When I left for college and started examining my own faith, all this "taking away" didn't really seem spiritually productive. I wasn't changing the world, helping my neighbors, or bettering my spiritual practice by depriving myself of gum or chocolate. I began to add something during Lent -- writing weekly letters to my grandparents, going to Stations of the Cross, or giving donations to a food pantry. 

The only gift that matters is the one that costs us. Though these Lenten practices were small, they still required my time, energy, effort, and money. They required me to give love to others.
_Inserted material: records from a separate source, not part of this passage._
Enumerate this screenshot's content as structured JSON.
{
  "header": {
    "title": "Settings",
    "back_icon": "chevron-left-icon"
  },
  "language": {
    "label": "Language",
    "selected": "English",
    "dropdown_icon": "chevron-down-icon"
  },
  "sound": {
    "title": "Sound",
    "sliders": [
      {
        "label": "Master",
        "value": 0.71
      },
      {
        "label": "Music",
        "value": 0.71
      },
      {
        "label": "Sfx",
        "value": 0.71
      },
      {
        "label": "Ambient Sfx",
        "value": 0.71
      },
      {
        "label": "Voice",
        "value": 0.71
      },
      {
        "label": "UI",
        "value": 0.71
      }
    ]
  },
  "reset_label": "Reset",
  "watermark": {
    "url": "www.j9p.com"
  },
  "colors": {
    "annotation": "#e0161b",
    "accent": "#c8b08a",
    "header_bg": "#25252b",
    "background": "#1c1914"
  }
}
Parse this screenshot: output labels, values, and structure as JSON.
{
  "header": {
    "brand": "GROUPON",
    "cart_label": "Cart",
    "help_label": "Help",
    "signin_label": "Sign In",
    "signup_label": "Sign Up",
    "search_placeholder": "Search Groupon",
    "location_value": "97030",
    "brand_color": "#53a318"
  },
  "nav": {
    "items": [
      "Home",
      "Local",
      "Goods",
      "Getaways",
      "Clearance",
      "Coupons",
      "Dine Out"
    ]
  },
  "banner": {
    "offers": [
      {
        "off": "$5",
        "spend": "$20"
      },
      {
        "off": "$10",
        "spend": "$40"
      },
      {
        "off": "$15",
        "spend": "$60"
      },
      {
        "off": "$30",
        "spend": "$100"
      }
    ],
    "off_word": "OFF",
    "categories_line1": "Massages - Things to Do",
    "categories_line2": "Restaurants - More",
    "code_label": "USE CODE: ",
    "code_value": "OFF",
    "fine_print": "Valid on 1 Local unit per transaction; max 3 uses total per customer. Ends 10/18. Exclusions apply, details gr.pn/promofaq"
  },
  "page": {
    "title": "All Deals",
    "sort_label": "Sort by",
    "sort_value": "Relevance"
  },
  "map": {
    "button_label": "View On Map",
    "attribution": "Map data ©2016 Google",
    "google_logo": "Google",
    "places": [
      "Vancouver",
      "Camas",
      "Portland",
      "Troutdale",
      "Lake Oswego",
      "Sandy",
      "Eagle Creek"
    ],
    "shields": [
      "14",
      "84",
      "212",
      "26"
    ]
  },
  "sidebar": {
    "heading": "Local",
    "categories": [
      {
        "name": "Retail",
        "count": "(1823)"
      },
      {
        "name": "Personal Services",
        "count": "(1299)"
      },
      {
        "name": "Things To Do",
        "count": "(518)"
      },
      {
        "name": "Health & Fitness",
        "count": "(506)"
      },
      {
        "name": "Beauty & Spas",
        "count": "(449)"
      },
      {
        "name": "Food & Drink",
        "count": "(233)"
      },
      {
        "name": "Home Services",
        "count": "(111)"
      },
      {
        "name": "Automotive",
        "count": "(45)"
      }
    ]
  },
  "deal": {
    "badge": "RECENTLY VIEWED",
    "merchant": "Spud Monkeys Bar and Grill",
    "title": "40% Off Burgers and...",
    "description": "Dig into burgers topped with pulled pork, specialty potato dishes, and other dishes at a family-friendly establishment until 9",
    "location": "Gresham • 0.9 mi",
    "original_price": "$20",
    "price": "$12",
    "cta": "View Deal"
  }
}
Lent has become, for me, a preparation for God's ultimate gift of love -- one that cost Him much more than stamps or an hour on each Friday night. 

Lent doesn't end with us focusing on the cost of God's sacrifice though. As Brenda said in the Ash Wednesday sermon, "Death and dust is not where it ends." Yes, Jesus died, but Lent ends with Easter, where Jesus rises from death and reminds us that "God's got us."  It ends with the promise of love and life. 

This Lenten season, I'm thinking about what it means to be in "solidarity with God's ultimate sacrifice."  What are the gifts I have to give? Where can I shift my energy, time, and money for the betterment of the world? How can I love abundantly so I'm ready to celebrate on Easter morning?